従来から、例えば、下記特許文献1に開示された制御付ブレーキシステム用マスタシリンダ(以下、単に「従来のマスタシリンダ」と称呼する。)が知られている。この従来のマスタシリンダは、ハウジングと、ハウジング内を移動可能な少なくとも一つのピストンと、ピストンを液圧室から密封するシール部材と、ピストンに形成されていて液圧室と加圧されていないリザーバタンクとを接続可能な制御通路と、を備えている。
特許第5976545号公報
近年、車両においては、運転者によるブレーキ操作に拘わらず、自動的に車両を制動する自動ブレーキ機能が搭載される場合がある。この自動ブレーキ機能においては、マスタシリンダよりも下流側に設けられたポンプによってマスタシリンダの液圧室の作動液が吸引されて、吸引された作動液が加圧されて各車輪のホイールシリンダに供給される。このような自動ブレーキ機能においては、ポンプがマスタシリンダから作動液を速やかに且つ必要十分な量を吸引して、制動力を発生させる際の応答性を高める必要がある。

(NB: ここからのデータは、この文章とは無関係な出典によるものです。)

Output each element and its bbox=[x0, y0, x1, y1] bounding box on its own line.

ところで、上記従来のマスタシリンダにおいては、制御通路を流れる作動液に発生する流動抵抗を低減することにより、下流側にて作動液が吸引された場合にリザーバタンクに貯留された作動液を制御通路を介して下流側に供給するようになっている。このような作動液の吸い込み性については、更に改善する必要がある。
本発明は、上記課題を解決するためになされたものである。即ち、本発明の目的は、内部における作動液の流れを改善することができるマスタシリンダを提供することにある。

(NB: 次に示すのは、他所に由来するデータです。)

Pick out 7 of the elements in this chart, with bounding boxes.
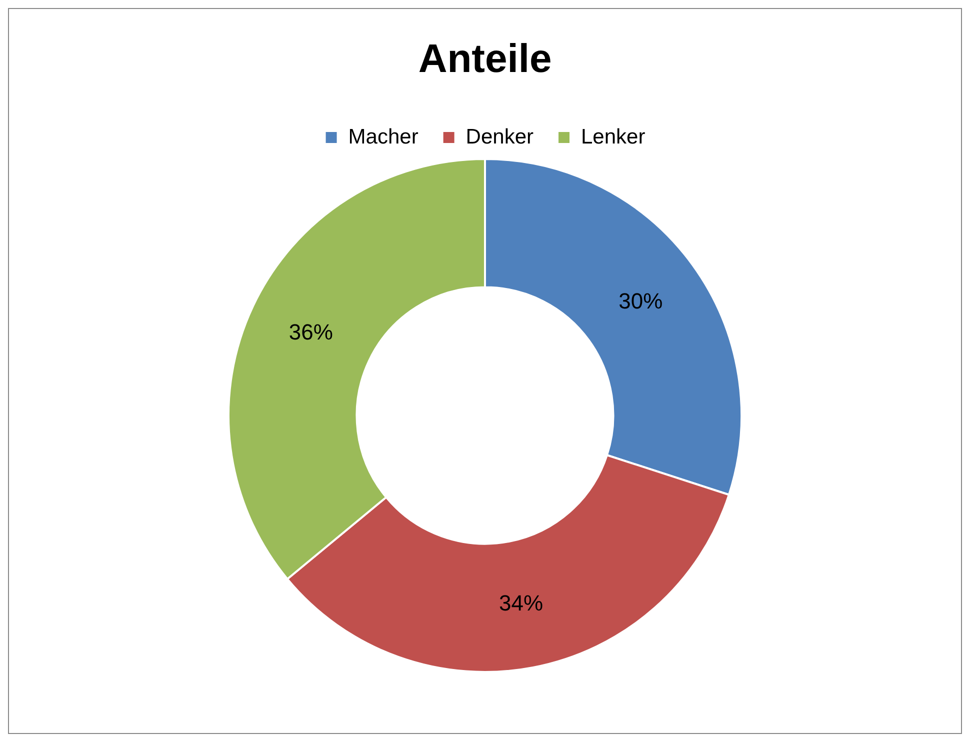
chart-title: Anteile bbox=[418, 37, 552, 82]
legend-label: Macher bbox=[348, 125, 418, 148]
data-label: 36% bbox=[288, 320, 333, 345]
data-label: 34% bbox=[499, 590, 544, 616]
legend-label: Denker bbox=[466, 125, 534, 148]
data-label: 30% bbox=[618, 288, 663, 314]
legend-label: Lenker bbox=[581, 125, 646, 148]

上記の課題を解決するため、本発明に係るマスタシリンダは、一端が閉塞し且つ他端が開口したシリンダ本体と、シリンダ本体の内部にシリンダ本体の軸線方向に沿って摺動可能に収容され、且つ、シリンダ本体の内周面と共に液圧室を区画する底壁部及び底壁部に連結された周壁部を有する有底筒状のマスタピストンと、シリンダ本体に設けられて、作動液を貯留するリザーバタンクに連通するポートと、マスタピストンの周壁部における先端部分とポートとの間に配置されて、シリンダ本体の内周面とマスタピストンの先端部分を含む外周面との間をシールするシール部材と、を備えたマスタシリンダであって、先端部分に、マスタピストンがシリンダ本体に対して第一位置にある場合にポートと液圧室とを連通し、マスタピストンがシリンダ本体に対して第一位置よりも前進した第二位置にある場合にシール部材によりポートと液圧室との連通が遮断されるように、軸線方向に沿って延設され、且つ、周壁部の周方向に沿って配置された複数の連通路と、周方向に沿って延設されて複数の連通路を接続する接続路と、を有する。
これによれば、マスタピストンの先端部分にて周方向に沿って複数設けられた連通路は、周方向に沿って延設された接続路によって接続される。これにより、マスタピストンの先端部分においては、ポート(リザーバタンク)から連通路を介して液圧室に流れる作動液の流路断面積が接続路によって拡大される。従って、リザーバタンクと液圧室との間における作動液の流れがスムーズとなるように改善することができる。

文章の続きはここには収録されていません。